Schur-MI: Fast Mutual Information for Robotic Information Gathering

Abstract
Mutual information~(MI) is a principled and widely used objective for robotic information gathering~(RIG), providing strong theoretical guarantees for sensor placement~(SP) and informative path planning~(IPP). However, its high computational cost—dominated by repeated log-determinant evaluations—has limited its use in real-time planning. This letter presents \emph{Schur-MI}, a Gaussian process~(GP) MI formulation that (i) leverages the iterative structure of RIG to \emph{precompute} and reuse expensive intermediate quantities across planning steps, and (ii) uses a \emph{Schur-complement} factorization to avoid large determinant computations. Together, these methods reduce the per-evaluation cost of MI from $\mathcal{O}(|\mathcal{V}|^3)$ to $\mathcal{O}(|\mathcal{A}|^3)$, where $\mathcal{V}$ and $\mathcal{A}$ denote the candidate and selected sensing locations, respectively.

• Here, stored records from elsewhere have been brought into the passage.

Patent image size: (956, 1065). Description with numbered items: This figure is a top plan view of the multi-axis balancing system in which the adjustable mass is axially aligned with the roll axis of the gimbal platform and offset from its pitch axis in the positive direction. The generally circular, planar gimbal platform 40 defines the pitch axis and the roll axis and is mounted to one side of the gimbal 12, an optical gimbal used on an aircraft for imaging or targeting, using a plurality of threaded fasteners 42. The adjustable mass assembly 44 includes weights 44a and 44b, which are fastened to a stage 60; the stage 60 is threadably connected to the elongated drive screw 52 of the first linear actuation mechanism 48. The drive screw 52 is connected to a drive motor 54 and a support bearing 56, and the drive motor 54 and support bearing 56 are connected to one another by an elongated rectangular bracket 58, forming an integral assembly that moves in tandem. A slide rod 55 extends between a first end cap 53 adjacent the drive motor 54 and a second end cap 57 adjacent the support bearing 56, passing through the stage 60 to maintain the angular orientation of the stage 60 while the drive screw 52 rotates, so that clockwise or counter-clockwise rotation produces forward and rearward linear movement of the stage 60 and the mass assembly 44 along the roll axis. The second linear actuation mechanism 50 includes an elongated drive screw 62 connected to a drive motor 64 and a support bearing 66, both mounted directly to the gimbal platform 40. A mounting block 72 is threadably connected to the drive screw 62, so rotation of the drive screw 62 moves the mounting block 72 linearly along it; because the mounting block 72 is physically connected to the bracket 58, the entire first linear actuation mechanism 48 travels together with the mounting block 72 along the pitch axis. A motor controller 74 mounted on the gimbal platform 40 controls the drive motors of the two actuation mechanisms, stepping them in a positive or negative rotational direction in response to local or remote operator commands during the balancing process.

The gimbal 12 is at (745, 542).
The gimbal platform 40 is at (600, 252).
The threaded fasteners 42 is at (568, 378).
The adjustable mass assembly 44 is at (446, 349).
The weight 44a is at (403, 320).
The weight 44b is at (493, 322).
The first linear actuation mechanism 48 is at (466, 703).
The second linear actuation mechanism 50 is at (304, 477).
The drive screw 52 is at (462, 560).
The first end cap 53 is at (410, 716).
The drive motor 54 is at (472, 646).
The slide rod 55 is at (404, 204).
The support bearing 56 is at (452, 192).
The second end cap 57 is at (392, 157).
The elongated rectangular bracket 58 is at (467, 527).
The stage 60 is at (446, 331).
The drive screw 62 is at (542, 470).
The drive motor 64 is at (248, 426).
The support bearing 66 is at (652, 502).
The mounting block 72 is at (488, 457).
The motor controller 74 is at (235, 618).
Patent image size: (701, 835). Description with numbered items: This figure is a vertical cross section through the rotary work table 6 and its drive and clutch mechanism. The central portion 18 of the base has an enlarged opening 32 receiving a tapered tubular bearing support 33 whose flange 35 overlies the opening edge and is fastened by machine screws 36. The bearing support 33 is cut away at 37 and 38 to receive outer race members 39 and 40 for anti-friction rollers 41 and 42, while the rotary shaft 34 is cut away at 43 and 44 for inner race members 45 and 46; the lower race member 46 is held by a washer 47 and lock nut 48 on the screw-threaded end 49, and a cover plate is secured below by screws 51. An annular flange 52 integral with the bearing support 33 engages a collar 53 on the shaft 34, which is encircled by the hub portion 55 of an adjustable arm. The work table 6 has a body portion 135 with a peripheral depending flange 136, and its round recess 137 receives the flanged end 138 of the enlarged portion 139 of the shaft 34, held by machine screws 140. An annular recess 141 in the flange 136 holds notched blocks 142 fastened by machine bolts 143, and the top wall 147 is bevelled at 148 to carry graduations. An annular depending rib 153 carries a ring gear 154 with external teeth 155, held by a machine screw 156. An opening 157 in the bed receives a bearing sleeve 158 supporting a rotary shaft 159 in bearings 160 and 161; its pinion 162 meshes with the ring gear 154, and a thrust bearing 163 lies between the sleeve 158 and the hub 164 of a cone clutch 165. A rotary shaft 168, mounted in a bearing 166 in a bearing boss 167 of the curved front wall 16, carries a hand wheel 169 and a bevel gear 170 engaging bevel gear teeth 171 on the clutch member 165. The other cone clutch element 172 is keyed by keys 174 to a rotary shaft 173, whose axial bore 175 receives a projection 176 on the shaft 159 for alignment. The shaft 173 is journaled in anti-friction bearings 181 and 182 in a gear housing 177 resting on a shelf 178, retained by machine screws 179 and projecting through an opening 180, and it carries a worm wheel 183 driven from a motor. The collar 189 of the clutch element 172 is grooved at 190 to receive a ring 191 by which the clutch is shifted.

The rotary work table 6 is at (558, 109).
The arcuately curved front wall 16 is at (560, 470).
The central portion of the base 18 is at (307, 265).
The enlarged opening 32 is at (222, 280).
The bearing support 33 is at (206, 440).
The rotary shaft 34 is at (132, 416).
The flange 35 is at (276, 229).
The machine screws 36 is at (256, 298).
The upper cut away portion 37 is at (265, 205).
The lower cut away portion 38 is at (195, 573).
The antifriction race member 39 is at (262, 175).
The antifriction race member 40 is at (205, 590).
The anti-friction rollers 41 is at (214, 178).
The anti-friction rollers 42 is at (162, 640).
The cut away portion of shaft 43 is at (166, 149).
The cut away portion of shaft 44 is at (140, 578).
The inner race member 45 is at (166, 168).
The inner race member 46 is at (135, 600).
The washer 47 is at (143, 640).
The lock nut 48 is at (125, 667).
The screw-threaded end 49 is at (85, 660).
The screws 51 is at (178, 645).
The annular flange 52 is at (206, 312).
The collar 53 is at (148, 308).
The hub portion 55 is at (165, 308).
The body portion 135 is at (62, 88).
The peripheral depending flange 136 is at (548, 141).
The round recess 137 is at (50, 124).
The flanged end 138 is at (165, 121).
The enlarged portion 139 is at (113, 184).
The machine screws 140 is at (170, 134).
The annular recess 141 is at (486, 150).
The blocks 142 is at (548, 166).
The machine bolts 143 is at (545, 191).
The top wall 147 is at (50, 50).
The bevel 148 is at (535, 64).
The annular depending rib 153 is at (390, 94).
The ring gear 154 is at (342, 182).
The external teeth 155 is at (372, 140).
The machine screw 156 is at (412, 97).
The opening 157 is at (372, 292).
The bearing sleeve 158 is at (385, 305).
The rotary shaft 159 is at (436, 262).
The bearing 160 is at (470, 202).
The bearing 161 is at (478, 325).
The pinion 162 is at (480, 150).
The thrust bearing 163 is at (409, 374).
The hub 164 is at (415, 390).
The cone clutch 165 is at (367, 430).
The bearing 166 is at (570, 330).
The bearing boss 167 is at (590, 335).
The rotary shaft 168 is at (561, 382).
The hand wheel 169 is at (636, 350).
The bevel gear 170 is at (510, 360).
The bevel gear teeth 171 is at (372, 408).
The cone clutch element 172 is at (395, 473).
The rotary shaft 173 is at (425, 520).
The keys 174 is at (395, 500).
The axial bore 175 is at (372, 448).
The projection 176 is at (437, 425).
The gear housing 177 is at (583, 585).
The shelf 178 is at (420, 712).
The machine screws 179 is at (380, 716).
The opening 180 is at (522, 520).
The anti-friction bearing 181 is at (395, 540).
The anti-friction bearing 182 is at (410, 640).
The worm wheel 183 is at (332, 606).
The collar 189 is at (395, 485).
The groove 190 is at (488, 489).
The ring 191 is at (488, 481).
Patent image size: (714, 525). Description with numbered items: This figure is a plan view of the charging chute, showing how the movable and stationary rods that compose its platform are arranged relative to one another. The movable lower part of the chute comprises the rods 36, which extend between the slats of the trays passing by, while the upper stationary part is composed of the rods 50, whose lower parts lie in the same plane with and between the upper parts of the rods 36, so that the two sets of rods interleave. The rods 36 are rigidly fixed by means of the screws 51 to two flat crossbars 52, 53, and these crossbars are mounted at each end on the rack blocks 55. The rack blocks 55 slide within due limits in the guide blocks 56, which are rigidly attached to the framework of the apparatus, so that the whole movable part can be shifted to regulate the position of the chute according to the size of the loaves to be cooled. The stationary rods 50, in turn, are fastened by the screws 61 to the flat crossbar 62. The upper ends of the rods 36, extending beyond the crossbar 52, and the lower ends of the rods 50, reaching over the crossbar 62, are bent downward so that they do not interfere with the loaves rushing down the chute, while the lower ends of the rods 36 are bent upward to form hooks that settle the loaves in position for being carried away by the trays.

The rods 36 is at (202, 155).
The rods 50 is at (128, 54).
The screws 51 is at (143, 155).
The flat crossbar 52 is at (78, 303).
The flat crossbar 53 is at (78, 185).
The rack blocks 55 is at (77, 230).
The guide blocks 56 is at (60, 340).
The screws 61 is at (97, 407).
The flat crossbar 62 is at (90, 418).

Experiments on real-world bathymetry datasets show that Schur-MI achieves up to a $12.7\times$ speedup over the standard MI formulation. Field trials with an autonomous surface vehicle~(ASV) performing adaptive IPP further demonstrate the method’s practicality. By making MI computation tractable for online planning, Schur-MI helps bridge the gap between information-theoretic objectives and real-time robotic exploration.